For the second time in two years, Hungary’s economy has slid into recession, as its gross domestic product (GDP) turned negative for two consecutive quarters. New data shows an unexpectedly sharp economic downturn, with Hungary returning to recessionary territory last seen during the 2022 energy crisis.
Hungarian GDP fell by 0.7% in the third quarter year-over-year, according to initial estimates from the Hungarian Statistical Office (KSH) using seasonally and calendar-adjusted figures. Quarter-on-quarter, GDP also dropped by 0.7%, following a 0.2% decline in Q2, marking a technical recession.
Since Prime Minister Viktor Orbán’s 2022 re-election, Hungary has struggled to keep pace with Europe’s economic growth, showing expansion in only three of the past nine quarters. In Q3, Hungary recorded the weakest economic performance in Europe on both annual and quarterly scales, with the eurozone achieving 0.4% annual growth and Germany posting a modest 0.2% rise. This trend challenges the government’s stance that Hungary’s sluggish performance stems from weak external demand and a slow automotive sector in Europe.

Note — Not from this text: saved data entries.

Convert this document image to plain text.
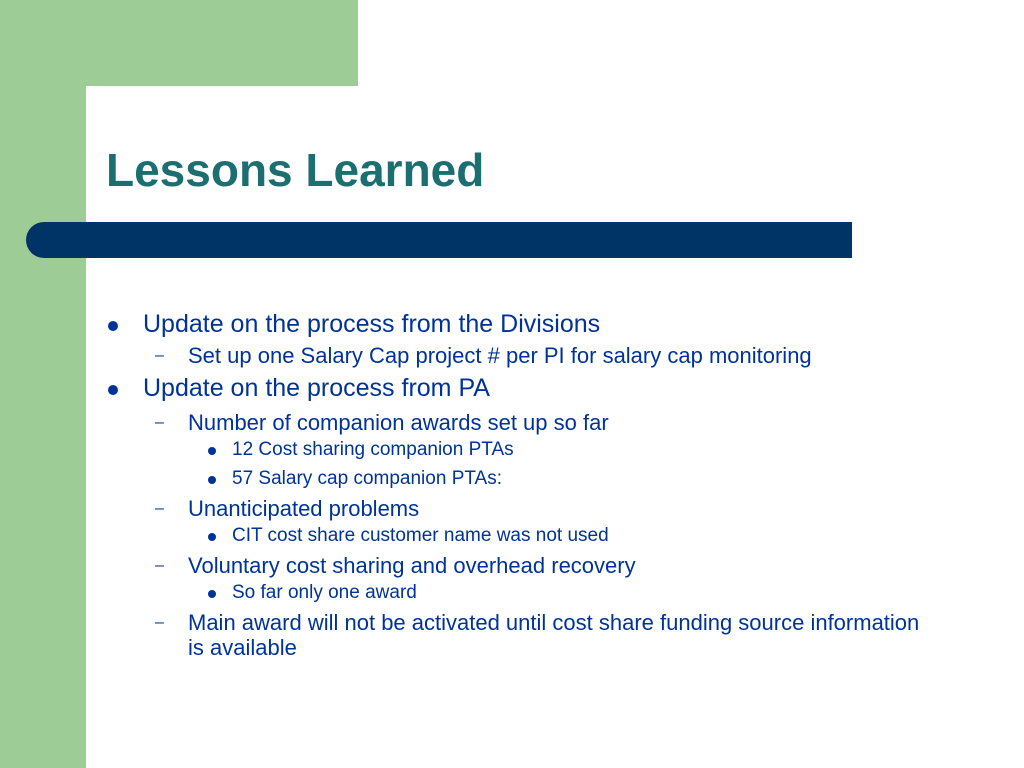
Lessons Learned
Update on the process from the Divisions
– Set up one Salary Cap project # per PI for salary cap monitoring
Update on the process from PA
– Number of companion awards set up so far
12 Cost sharing companion PTAs
57 Salary cap companion PTAs:
– Unanticipated problems
CIT cost share customer name was not used
– Voluntary cost sharing and overhead recovery
So far only one award
– Main award will not be activated until cost share funding source information is available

The downturn largely reflects contractions in agriculture, industry, and construction - sectors making up about one-third of Hungary’s GDP - though the services sector provided a partial offset.
As Hungary’s regional peers and the EU post growth, this economic slump signals a worrying divergence. Analysts are revising growth projections not only for 2024 but for 2025 as well. Péter Virovácz, an ING Bank analyst, noted that the Q3 figures drastically reshape Hungary’s economic outlook. “We’re no longer aiming for 1.5% GDP growth, the government’s official target, but hoping for 0.5%,” he said, adding that continued stagnation could lead to even lower outcomes.

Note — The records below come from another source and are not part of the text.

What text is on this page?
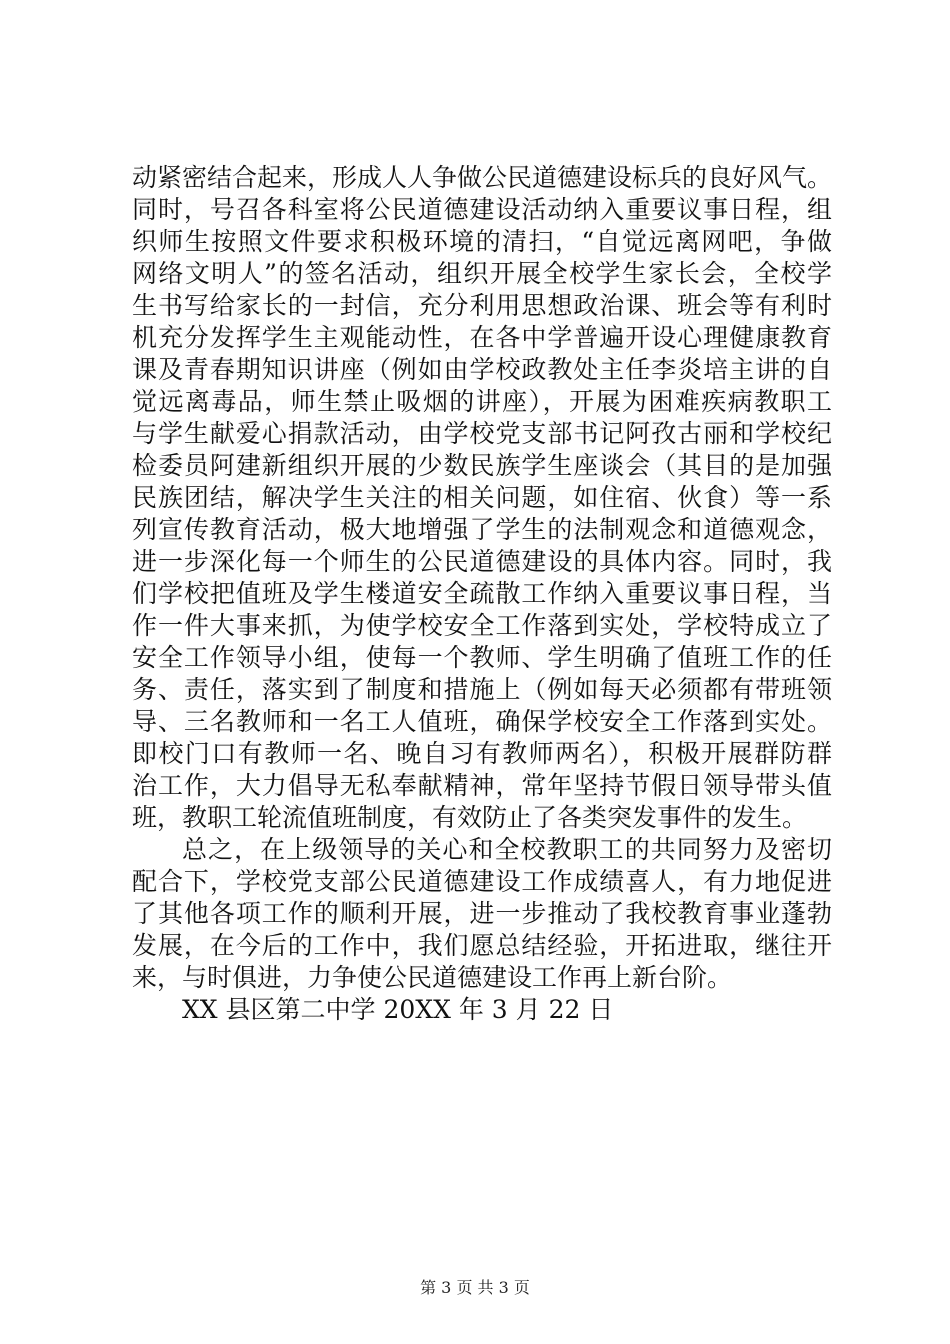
动紧密结合起来，形成人人争做公民道德建设标兵的良好风气。
同时，号召各科室将公民道德建设活动纳入重要议事日程，组
织师生按照文件要求积极环境的清扫，“自觉远离网吧，争做
网络文明人”的签名活动，组织开展全校学生家长会，全校学
生书写给家长的一封信，充分利用思想政治课、班会等有利时
机充分发挥学生主观能动性，在各中学普遍开设心理健康教育
课及青春期知识讲座（例如由学校政教处主任李炎培主讲的自
觉远离毒品，师生禁止吸烟的讲座），开展为困难疾病教职工
与学生献爱心捐款活动，由学校党支部书记阿孜古丽和学校纪
检委员阿建新组织开展的少数民族学生座谈会（其目的是加强
民族团结，解决学生关注的相关问题，如住宿、伙食）等一系
列宣传教育活动，极大地增强了学生的法制观念和道德观念，
进一步深化每一个师生的公民道德建设的具体内容。同时，我
们学校把值班及学生楼道安全疏散工作纳入重要议事日程，当
作一件大事来抓，为使学校安全工作落到实处，学校特成立了
安全工作领导小组，使每一个教师、学生明确了值班工作的任
务、责任，落实到了制度和措施上（例如每天必须都有带班领
导、三名教师和一名工人值班，确保学校安全工作落到实处。
即校门口有教师一名、晚自习有教师两名），积极开展群防群
治工作，大力倡导无私奉献精神，常年坚持节假日领导带头值
班，教职工轮流值班制度，有效防止了各类突发事件的发生。
总之，在上级领导的关心和全校教职工的共同努力及密切
配合下，学校党支部公民道德建设工作成绩喜人，有力地促进
了其他各项工作的顺利开展，进一步推动了我校教育事业蓬勃
发展，在今后的工作中，我们愿总结经验，开拓进取，继往开
来，与时俱进，力争使公民道德建设工作再上新台阶。
XX 县区第二中学 20XX 年 3 月 22 日
第 3 页 共 3 页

ING’s 2025 projection of 2.9% trails the government’s 3.4% target, far below Prime Minister Orbán’s goal of 3-6% growth set in his recent economic plan. Virovácz cautioned that the newly announced economic measures are unlikely to drive a 2024 recovery, with no clear signs of increased external demand or investment on the horizon.
Economy Minister Márton Nagy had cautioned that GDP was likely to fall short of projections, attributing Hungary's economic difficulties to Germany's stagnation, the country’s largest export partner. In response, the government is drafting stimulus programs aimed at reigniting growth ahead of the 2026 elections.
“A significant boost in economic performance can only be expected in the third quarter of 2025,” Nagy stated following the data release.
Though the government is counting on a boost from rising consumer spending, this disappointing data may dampen confidence and lead to a feedback loop that further hinders growth.
Following the data release, the EUR/HUF exchange rate dropped to 409, the lowest level in nearly two years. The currency's weakness has already disrupted the central bank's plans to continue reducing interest rates, which, at 6.5%, remain the highest in the European Union.